On 23 February 2021, the Brazilian Health Regulatory Agency approved the Pfizer–BioNTech COVID-19 vaccine under its standard marketing authorization procedure. In June 2021, the approval was extended to those aged twelve or over.

In July 2021, the U.S. Food and Drug Administration granted priority review designation for the biologics license application for the Pfizer-BioNTech COVID-19 vaccine with a goal date for the decision in January 2022. On 23 August 2021, the FDA approved the vaccine for use for those aged sixteen years and older.

The Pfizer-BioNTech Comirnaty COVID-19 vaccine was authorized in Canada on 16 September 2021, for people aged 12 and older.

On 29 July 2021, Israel's Prime Minister announced that the country was rolling out a third dose of the Pfizer-BioNTech vaccine to people over the age of 60, based on data that suggested significant waning immunity from infection over time for those with two doses. The country expanded the availability to all Israelis over the age of 12, after five months since their second shot. On 29 August 2021, Israel's coronavirus czar announced that Israelis who had not received a booster shot within six months of their second dose would lose access to the country's green pass vaccine passport.
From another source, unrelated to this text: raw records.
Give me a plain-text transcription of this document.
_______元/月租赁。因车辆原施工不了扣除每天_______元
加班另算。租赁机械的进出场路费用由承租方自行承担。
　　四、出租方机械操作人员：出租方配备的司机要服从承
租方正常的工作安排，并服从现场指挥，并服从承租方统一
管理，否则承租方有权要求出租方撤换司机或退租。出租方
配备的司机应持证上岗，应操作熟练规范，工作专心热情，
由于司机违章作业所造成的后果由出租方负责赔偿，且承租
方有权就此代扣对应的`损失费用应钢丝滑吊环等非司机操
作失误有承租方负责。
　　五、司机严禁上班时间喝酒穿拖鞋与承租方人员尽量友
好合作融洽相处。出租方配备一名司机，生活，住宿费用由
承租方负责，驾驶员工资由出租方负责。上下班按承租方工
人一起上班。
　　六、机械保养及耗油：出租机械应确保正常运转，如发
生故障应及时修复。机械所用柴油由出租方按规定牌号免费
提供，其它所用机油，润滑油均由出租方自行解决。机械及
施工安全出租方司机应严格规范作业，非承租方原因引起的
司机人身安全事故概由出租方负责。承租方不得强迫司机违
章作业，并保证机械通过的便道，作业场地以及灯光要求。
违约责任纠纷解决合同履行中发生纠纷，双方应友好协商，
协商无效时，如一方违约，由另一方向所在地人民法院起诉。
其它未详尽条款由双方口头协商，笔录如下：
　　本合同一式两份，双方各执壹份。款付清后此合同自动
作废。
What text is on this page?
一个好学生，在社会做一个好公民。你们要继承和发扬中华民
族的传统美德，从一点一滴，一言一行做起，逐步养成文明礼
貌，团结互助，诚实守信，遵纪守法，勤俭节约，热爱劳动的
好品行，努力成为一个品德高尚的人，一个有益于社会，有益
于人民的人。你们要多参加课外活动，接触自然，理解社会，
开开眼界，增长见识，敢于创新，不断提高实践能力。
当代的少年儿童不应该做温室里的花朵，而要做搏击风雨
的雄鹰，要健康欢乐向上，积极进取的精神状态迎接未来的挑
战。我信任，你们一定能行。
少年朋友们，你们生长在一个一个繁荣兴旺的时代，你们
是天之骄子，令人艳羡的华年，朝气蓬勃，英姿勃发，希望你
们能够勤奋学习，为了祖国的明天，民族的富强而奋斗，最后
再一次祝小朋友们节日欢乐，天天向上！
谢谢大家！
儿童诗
On 18 August 2021, the United States Department of Health and Human Services announced a plan to offer a booster dose eight months after the second dose, citing evidence of reduced protection against mild and moderate disease and the possibility of reduced protection against severe disease, hospitalization, and death. Scientists and the WHO reaffirmed the lack of evidence on the need for a booster dose for healthy people and that the vaccine remains effective against severe disease months after administration. In a statement, the WHO and SAGE said that, while protection against infection may be diminished, protection against severe disease will likely be retained due to cell-mediated immunity. Research into optimal timing for boosters is still ongoing, and a booster too early may lead to less robust protection.